Review - Madonna - MDNA
A friend of mine told me that if this review was negative, he was going to stop reading immediately, so I am going to start positive. ‘MDNA’ definitely exceeds the expectations that I had. To be honest though, expectations were pretty low, so it wasn’t really all that tough.
After any and all criticisms are put out there, ‘MDNA’ is a fun, well-done pop album. ‘MDNA’ is a collection of interesting songs, rather than just a few singles and some filler. I even kind of like that the album is lacking any big radio songs – it levels all the songs together and gives the album more worth as a whole (to be fair, I don’t think it was the intention of Madonna to not have any hit singles, but that’s what has happened).
I also applaud Madonna’s producer choices – Martin Solveig is really pushing pop music to awesome new places, and William Orbit and Madge always make it work when they get together.
Madonna’s twelfth album is not without its flaws though. I fear that all of my thoughts on ‘MDNA’ are not so nice as these though. If you can only handle the good, you better leave now, cuz here comes the bad.

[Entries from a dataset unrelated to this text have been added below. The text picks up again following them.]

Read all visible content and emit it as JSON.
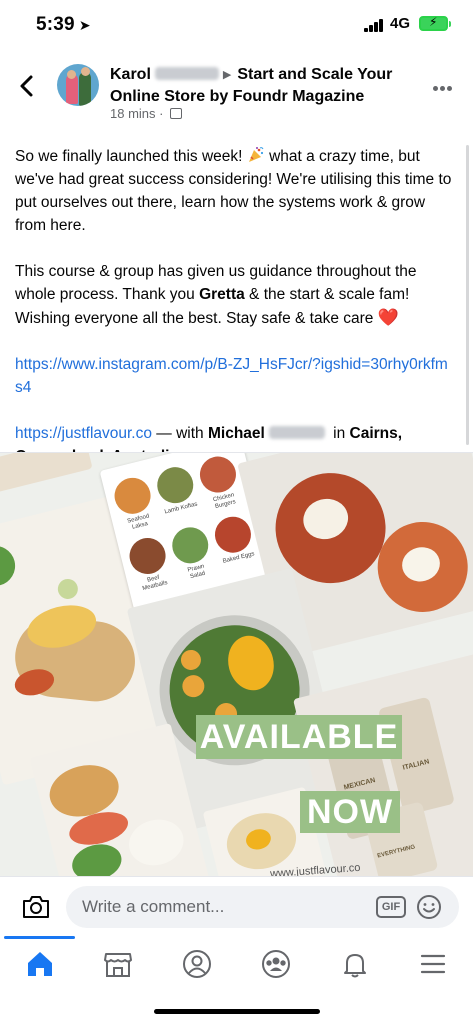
{
  "status_bar": {
    "time": "5:39",
    "location_glyph": "➤",
    "network": "4G"
  },
  "header": {
    "author": "Karol",
    "group": "Start and Scale Your Online Store by Foundr Magazine",
    "time_ago": "18 mins",
    "separator": "·"
  },
  "post": {
    "p1_a": "So we finally launched this week! ",
    "p1_b": " what a crazy time, but we've had great success considering! We're utilising this time to put ourselves out there, learn how the systems work & grow from here.",
    "p2_a": "This course & group has given us guidance throughout the whole process. Thank you ",
    "p2_bold": "Gretta",
    "p2_b": " & the start & scale fam! Wishing everyone all the best. Stay safe & take care ",
    "heart": "❤️",
    "link1": "https://www.instagram.com/p/B-ZJ_HsFJcr/?igshid=30rhy0rkfms4",
    "link2": "https://justflavour.co",
    "with_text": " — with ",
    "tagged": "Michael",
    "in_text": " in ",
    "place": "Cairns, Queensland, Australia",
    "end": "."
  },
  "image": {
    "badge_available": "AVAILABLE",
    "badge_now": "NOW",
    "recipe_labels": [
      "Seafood Laksa",
      "Lamb Koftas",
      "Chicken Burgers",
      "Beef Meatballs",
      "Prawn Salad",
      "Baked Eggs"
    ],
    "watermark": "www.justflavour.co",
    "product_labels": [
      "MEXICAN",
      "EVERYTHING",
      "ITALIAN"
    ],
    "colors": {
      "badge": "#9ac087"
    }
  },
  "comment_bar": {
    "placeholder": "Write a comment...",
    "gif_label": "GIF"
  },
  "tabs": [
    {
      "name": "home",
      "icon": "home-icon",
      "active": true
    },
    {
      "name": "marketplace",
      "icon": "marketplace-icon"
    },
    {
      "name": "profile",
      "icon": "profile-icon"
    },
    {
      "name": "groups",
      "icon": "groups-icon"
    },
    {
      "name": "notifications",
      "icon": "bell-icon"
    },
    {
      "name": "menu",
      "icon": "menu-icon"
    }
  ],
  "colors": {
    "link": "#216fdb",
    "accent": "#1877f2",
    "secondary_text": "#65676b"
  }
}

While she picked great producers to work with, sometimes their voices outshine hers. The trained pop ear can pick out which producer made what song, and the album bounces between Orbit, Solveig, and assorted others, throwing true cohesion out the window in favor of fun. There are quite a few instances where Solveig’s production is much more interesting than the tried-and-true and somewhat lackluster lyrics, so he steals the show.
I also was not a fan of her collaborations. Nicki Minaj and M.I.A. were brought in because they are young, hot, and edgy. Madonna needed someone to attract the younger crowd, but I don’t know that they were such a great idea. Putting Madonna next to someone like Nicki just reminds us all that Madge is easily old enough to be her mother, and it makes her look just a little bit desperate. Her collaborations have worked in the past – I was a big fan of Timbaland and Justin Timberlake being featured on “4 Minutes” – but to be truthful, her vocals and her style doesn’t sit well when paired with either of these ladies.

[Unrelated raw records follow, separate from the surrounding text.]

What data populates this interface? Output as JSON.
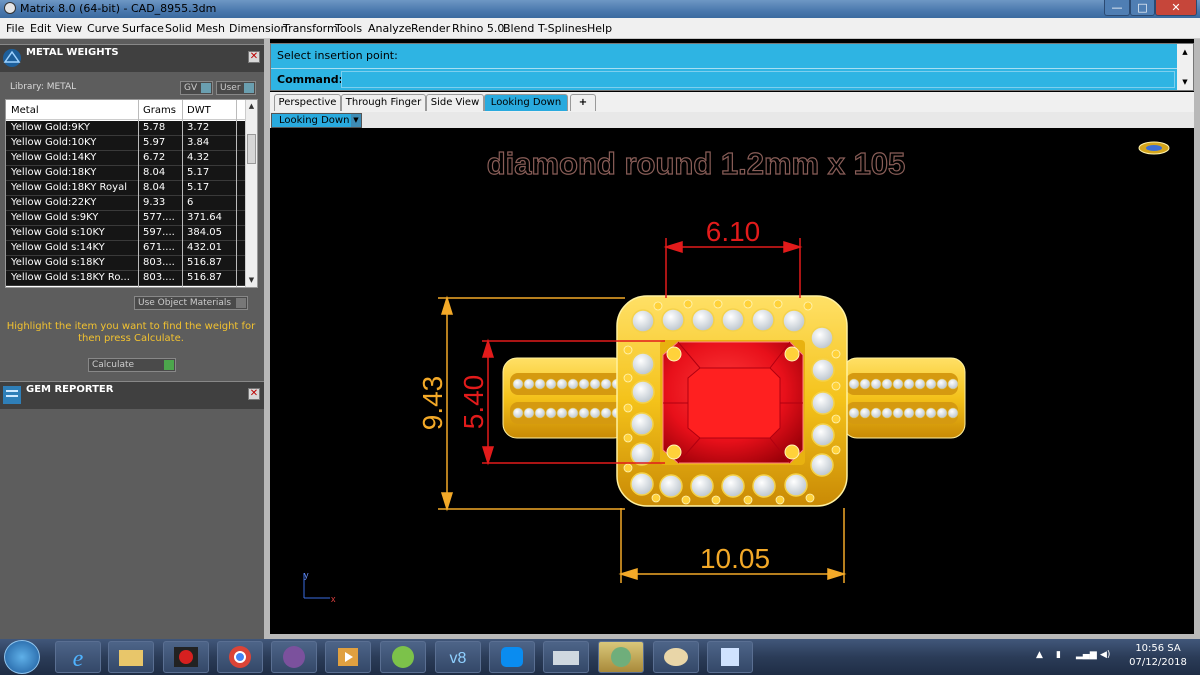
{
  "window": {
    "title": "Matrix 8.0 (64-bit) - CAD_8955.3dm",
    "buttons": {
      "minimize": "—",
      "maximize": "□",
      "close": "✕"
    }
  },
  "menu": [
    "File",
    "Edit",
    "View",
    "Curve",
    "Surface",
    "Solid",
    "Mesh",
    "Dimension",
    "Transform",
    "Tools",
    "Analyze",
    "Render",
    "Rhino 5.0",
    "Blend",
    "T-Splines",
    "Help"
  ],
  "metal_panel": {
    "title": "METAL WEIGHTS",
    "close": "✕",
    "library_label": "Library: METAL",
    "gv_label": "GV",
    "user_label": "User",
    "columns": [
      "Metal",
      "Grams",
      "DWT"
    ],
    "rows": [
      {
        "metal": "Yellow Gold:9KY",
        "grams": "5.78",
        "dwt": "3.72"
      },
      {
        "metal": "Yellow Gold:10KY",
        "grams": "5.97",
        "dwt": "3.84"
      },
      {
        "metal": "Yellow Gold:14KY",
        "grams": "6.72",
        "dwt": "4.32"
      },
      {
        "metal": "Yellow Gold:18KY",
        "grams": "8.04",
        "dwt": "5.17"
      },
      {
        "metal": "Yellow Gold:18KY Royal",
        "grams": "8.04",
        "dwt": "5.17"
      },
      {
        "metal": "Yellow Gold:22KY",
        "grams": "9.33",
        "dwt": "6"
      },
      {
        "metal": "Yellow Gold s:9KY",
        "grams": "577....",
        "dwt": "371.64"
      },
      {
        "metal": "Yellow Gold s:10KY",
        "grams": "597....",
        "dwt": "384.05"
      },
      {
        "metal": "Yellow Gold s:14KY",
        "grams": "671....",
        "dwt": "432.01"
      },
      {
        "metal": "Yellow Gold s:18KY",
        "grams": "803....",
        "dwt": "516.87"
      },
      {
        "metal": "Yellow Gold s:18KY Ro...",
        "grams": "803....",
        "dwt": "516.87"
      }
    ],
    "use_object_materials": "Use Object Materials",
    "hint": "Highlight the item you want to find the weight for then press Calculate.",
    "calculate_label": "Calculate"
  },
  "gem_panel": {
    "title": "GEM REPORTER",
    "close": "✕"
  },
  "command": {
    "prompt": "Select insertion point:",
    "label": "Command:",
    "value": ""
  },
  "tabs": [
    "Perspective",
    "Through Finger",
    "Side View",
    "Looking Down"
  ],
  "active_tab": "Looking Down",
  "add_tab": "+",
  "viewport_selector": "Looking Down",
  "viewport": {
    "heading": "diamond round 1.2mm x 105",
    "dim_top": "6.10",
    "dim_bottom": "10.05",
    "dim_left_outer": "9.43",
    "dim_left_inner": "5.40",
    "axis_y": "y",
    "axis_x": "x",
    "colors": {
      "gold": "#f4c21a",
      "ruby": "#e8101a",
      "dim_red": "#e21b1b",
      "dim_orange": "#f3a928",
      "heading": "#5a3a36"
    }
  },
  "taskbar": {
    "icons": [
      "ie-icon",
      "explorer-icon",
      "garena-icon",
      "chrome-icon",
      "viber-icon",
      "media-player-icon",
      "browser-icon",
      "v8-icon",
      "zalo-icon",
      "scanner-icon",
      "matrix-icon",
      "paint-icon",
      "notes-icon"
    ],
    "time": "10:56 SA",
    "date": "07/12/2018"
  }
}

Going back to the cohesion of the album, I also want to say that I didn’t feel like it had a consistent tone to it. We start off with “Girls Gone Wild” and “Gang Bang” (which shows her dabbling in dubstep, which is another grab at being current and relevant, and something I knew would be on this album somewhere), both of which were darker. Later, she tries to sound all hearts, stars, and rainbows on “Give Me All Your Luvin’” and “B-Day Song”. It isn’t that you need to always be dark or always light, but she just didn’t maintain her balance very well here.
Madonna is the queen, and we all know this. No matter how successful Britney or Lady Gaga or anyone else is, Madonna will always be the queen of pop, and no one can take that away from her. I think it is time for her to realize this and accept that she can still make music, but that the time of massive singles and #1’s might have come to an end. This is not such a bad thing though – her ‘Confessions On a Dance Floor’ record was one of her best, even though most of its singles didn’t even chart in the US. There is nothing wrong with making music that doesn’t achieve the sales she used to, as long as it is true to who she is and good.
Listen to: “Girl Gone Wild”, “Gang Bang” (which I actually like quite a bit), “I’m Addicted”, “Turn Up The Radio”, “Give Me All Your Luvin’ (ft. Nicki Minaj and M.I.A.)”, and “I’m A Sinner”, but only to see how it is an EXACT redoing of her 1999 hit “Beautiful Stranger”.